Il «formidabile lavoro di Cecilia» apre un nuovo capitolo all’Eliseo

da Parigi

«Cecilia ha fatto un lavoro formidabile!», dichiara un raggiante Nicolas Sarkozy nel commentare la felice conclusione del problema delle infermiere bulgare. Precisa che - nei due viaggi compiuti questo mese in Libia, per un totale di 46 ore passate sul suolo africano - sua moglie si è «lungamente intrattenuta» con Gheddafi, da lei incontrato a più riprese. Il fatto stesso che Sarkozy abbia sentito il bisogno di convocare una conferenza stampa, per chiarire il ruolo svolto dalla moglie in tutta questa vicenda, dimostra che la Francia si trova davanti a una presidenza inedita per il compito che la first lady dell’Eliseo ha già cominciato a svolgere. Cecilia Sarkozy ha già un posto chiave nel contesto della diplomazia dinamica e vincente del marito.
La Costituzione della V Repubblica si guarda bene dall’attribuire un qualsivoglia ruolo istituzionale al coniuge del capo dello Stato. Così nell’ultimo mezzo secolo ogni first lady si è cucita addosso l’abito che preferiva. L’ultima è stata Bernadette Chirac, orientatasi verso le opere umanitarie e in particolare nella raccolta di fondi per la costruzione di un nuovo ospedale dei bambini a Parigi. Diversamente da Bernadette Chirac, che ha sottolineato per dodici anni (1995-2007) il proprio ruolo di “padrona di casa” alla sede della presidenza della Repubblica, Danielle Mitterrand non ha abitato all’Eliseo nei quattordici anni (1981-1995) in cui il marito François ha avuto le redini del potere. Ha continuato a vivere nell’appartamento della rue de Bièvre, tra la Senna e il boulevard Saint Germain.
Danielle Mitterrand non amava mostrarsi alle cerimonie ufficiali e si era costruita uno spazio politico indipendente dall’attività del marito: una sorta di “soccorso rosso”, caratterizzato nell’ambito della sinistra radicale. Per finanziare le attività della “Fondazione Danielle Mitterrand”, l’interessata è giunta a vendere - poco dopo la morte del marito - i doni che negli anni del potere aveva avuto dagli illustri interlocutori internazionali. Così l’argenteria ricevuta dal presidente Francesco Cossiga è stata ceduta all’asta assieme a decine di metri di magnifica seta cinese, avuta durante un viaggio a Pechino. Oggi la Mitterrand è sempre attiva con le sue iniziative politico-umanitarie e stravede per il subcomandante Marcos.
Dopo due esempi del genere, Cecilia Sarkozy ha certamente riflettuto molto per ritagliarsi l’abito adatto. Diversamente dai suoi due predecessori, Nicolas Sarkozy è innamoratissimo della moglie. Ha sempre cercato di trovarle uno spazio professionale al proprio fianco. Quando nel 2004 è stato superministro dell’Economia, la sua signora aveva un ufficio e un ruolo di consigliera allo stesso dicastero. Poi c’è stata la bufera nei loro rapporti coniugali, ma la riconciliazione è parsa solida e il 16 maggio (dieci giorni esatti dopo la data della propria elezione), Sarkozy ha voluto con sé la famiglia nel momento dell’ingresso ufficiale al “castello”, come viene chiamato l’Eliseo nel gergo politico-giornalistico transalpino. Una famiglia ampia, visto che comprende i figli dei rispettivi primi matrimoni e quello che i coniugi Sarkozy hanno avuto insieme.

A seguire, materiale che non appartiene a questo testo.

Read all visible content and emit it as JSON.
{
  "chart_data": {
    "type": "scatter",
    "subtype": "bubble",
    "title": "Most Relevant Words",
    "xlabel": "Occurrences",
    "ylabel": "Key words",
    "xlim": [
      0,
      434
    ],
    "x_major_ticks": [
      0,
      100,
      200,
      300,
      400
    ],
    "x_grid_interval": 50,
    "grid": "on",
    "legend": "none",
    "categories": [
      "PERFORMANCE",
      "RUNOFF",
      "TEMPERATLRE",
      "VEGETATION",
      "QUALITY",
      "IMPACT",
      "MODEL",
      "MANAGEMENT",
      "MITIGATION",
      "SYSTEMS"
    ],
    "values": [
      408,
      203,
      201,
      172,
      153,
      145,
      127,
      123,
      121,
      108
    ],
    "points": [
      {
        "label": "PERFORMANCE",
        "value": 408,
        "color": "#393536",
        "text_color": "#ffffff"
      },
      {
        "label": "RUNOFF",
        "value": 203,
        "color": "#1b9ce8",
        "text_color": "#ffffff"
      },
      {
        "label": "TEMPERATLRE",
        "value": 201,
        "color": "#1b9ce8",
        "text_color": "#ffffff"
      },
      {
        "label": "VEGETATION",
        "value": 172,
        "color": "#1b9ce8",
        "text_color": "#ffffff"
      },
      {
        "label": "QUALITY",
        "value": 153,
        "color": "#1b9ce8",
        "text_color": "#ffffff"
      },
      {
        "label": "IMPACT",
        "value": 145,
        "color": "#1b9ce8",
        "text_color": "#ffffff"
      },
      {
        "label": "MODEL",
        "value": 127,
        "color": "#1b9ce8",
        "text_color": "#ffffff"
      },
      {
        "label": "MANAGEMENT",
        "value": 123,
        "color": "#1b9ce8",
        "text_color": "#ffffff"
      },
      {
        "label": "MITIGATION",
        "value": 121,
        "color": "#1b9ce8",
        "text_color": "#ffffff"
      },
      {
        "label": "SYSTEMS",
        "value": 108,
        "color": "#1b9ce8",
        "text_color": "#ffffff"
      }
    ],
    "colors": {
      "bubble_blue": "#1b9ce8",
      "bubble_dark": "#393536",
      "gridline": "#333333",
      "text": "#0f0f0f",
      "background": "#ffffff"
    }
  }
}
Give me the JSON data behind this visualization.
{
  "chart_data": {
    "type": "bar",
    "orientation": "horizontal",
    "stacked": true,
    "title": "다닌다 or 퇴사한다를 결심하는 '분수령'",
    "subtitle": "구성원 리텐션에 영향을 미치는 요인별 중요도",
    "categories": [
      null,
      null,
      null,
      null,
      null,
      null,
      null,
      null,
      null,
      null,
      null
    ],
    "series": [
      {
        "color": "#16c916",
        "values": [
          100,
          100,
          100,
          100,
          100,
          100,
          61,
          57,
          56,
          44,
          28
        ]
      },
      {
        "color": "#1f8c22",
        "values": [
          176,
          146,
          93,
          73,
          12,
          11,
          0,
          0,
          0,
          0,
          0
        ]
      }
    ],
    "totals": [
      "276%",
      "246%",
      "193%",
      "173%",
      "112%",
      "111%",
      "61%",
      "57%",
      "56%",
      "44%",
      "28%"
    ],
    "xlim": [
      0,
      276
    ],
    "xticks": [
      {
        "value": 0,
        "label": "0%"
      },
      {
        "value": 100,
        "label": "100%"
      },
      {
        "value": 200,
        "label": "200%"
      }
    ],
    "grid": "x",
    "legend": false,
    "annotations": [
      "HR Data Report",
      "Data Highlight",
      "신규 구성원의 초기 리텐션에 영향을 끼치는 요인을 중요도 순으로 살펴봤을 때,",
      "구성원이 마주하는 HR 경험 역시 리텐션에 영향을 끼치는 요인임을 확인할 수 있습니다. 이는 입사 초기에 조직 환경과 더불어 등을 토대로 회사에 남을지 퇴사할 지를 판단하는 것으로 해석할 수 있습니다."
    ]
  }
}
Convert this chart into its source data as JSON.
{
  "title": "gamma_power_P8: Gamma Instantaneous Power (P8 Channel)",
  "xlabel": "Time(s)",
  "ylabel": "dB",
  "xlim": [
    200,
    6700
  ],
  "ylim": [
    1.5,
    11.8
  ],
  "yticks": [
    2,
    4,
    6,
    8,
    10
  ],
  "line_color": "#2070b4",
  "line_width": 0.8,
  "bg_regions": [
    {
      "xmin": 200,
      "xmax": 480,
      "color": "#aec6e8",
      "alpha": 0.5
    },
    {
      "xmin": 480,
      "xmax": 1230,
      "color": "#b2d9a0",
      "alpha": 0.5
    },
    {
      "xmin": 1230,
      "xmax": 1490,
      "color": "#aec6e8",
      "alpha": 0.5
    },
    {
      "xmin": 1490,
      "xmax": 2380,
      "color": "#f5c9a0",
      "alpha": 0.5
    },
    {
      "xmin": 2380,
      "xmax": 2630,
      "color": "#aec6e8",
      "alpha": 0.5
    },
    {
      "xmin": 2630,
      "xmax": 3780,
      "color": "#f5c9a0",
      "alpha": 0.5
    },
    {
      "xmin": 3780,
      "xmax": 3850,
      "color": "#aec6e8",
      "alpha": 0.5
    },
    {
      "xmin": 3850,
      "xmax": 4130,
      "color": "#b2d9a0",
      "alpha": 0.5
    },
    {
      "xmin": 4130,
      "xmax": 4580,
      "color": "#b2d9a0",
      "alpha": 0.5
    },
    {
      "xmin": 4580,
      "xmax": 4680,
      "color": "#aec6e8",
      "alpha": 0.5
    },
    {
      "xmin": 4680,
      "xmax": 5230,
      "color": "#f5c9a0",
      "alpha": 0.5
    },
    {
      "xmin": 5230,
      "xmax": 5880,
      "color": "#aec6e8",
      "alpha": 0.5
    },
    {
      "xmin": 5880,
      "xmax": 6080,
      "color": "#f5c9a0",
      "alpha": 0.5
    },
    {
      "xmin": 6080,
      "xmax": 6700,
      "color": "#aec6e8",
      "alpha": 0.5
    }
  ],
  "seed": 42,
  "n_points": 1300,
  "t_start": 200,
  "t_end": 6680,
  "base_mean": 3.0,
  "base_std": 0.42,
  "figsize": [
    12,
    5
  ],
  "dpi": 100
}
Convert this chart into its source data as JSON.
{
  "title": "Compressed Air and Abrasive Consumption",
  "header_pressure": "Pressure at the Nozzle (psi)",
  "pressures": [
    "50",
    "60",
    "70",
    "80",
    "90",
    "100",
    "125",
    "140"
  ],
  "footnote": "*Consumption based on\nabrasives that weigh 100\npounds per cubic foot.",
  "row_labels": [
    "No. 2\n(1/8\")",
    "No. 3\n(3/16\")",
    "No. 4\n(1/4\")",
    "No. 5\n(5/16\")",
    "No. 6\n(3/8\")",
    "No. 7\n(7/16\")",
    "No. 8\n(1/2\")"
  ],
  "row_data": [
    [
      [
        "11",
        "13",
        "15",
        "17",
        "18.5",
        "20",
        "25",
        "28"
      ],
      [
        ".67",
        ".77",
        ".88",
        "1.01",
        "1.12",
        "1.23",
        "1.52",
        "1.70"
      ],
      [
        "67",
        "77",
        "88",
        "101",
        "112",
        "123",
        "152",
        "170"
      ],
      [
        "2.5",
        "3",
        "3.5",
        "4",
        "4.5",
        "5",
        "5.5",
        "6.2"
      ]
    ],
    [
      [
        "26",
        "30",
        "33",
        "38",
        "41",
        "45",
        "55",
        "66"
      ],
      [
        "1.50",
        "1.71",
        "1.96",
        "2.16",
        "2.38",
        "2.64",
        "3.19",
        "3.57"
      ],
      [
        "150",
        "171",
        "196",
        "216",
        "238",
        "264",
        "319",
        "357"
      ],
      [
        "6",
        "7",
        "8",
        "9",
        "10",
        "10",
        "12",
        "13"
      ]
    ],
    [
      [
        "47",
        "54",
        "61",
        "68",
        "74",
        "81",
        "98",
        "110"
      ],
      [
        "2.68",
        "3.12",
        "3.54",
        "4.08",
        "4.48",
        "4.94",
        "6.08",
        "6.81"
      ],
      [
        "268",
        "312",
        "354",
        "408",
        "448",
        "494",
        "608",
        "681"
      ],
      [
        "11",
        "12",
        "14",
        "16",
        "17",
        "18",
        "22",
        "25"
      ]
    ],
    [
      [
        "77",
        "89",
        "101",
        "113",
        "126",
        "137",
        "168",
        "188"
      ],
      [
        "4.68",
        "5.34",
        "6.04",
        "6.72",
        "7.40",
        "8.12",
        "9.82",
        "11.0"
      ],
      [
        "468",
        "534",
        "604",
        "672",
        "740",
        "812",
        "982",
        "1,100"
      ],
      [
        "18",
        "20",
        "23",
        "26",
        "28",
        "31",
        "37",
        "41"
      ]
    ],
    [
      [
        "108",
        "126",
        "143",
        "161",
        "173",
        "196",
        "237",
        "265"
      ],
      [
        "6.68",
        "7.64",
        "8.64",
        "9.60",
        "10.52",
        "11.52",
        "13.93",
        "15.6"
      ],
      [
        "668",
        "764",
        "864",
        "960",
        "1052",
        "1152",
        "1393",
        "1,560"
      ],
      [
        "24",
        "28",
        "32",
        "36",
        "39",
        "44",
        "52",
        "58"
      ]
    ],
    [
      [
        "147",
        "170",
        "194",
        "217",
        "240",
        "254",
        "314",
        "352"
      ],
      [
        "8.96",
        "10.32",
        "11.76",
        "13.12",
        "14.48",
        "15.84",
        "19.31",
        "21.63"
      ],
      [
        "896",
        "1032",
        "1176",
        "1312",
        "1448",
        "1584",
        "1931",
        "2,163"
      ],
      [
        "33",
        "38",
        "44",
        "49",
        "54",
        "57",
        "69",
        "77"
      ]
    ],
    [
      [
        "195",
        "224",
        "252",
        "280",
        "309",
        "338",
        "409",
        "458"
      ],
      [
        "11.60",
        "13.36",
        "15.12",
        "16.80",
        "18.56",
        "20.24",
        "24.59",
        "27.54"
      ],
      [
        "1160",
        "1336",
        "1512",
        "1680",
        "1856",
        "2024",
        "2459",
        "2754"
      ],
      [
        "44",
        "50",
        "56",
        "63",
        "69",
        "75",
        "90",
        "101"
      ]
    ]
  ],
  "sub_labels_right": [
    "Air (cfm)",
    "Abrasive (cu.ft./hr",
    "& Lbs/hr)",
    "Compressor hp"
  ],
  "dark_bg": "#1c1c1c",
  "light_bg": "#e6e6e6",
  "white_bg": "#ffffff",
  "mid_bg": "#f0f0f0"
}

Ormai le cose sono chiare a proposito del ruolo di Cecilia Sarkozy all’Eliseo. Sarà una padrona di casa forte e bene in vista. Accompagnerà il marito nei viaggi più importanti all’estero e svolgerà in proprio missioni a carattere diplomatico e umanitario, senza che si possa escludere la sua presenza a importanti conferenze internazionali su temi non direttamente politici. Non avrà paura della fatica («negli ultimi giorni sono stata 45 ore senza chiudere occhio», ha confessato ieri ai giornalisti) e sarà dunque una first lady dinamica, nel più puro stile del presidenzialismo sarkozysta. La vicenda delle infermiere bulgare ha dimostrato che Cecilia Sarkozy sa “tenere la scena” della diplomazia e può diventare assai utile al marito anche nel compiere missioni al tempo stesso informali e “pesanti”: informali perché lei non ha cariche ufficiali, ma “pesanti” perché ogni sua parola sarà l’autentica voce del potere francese.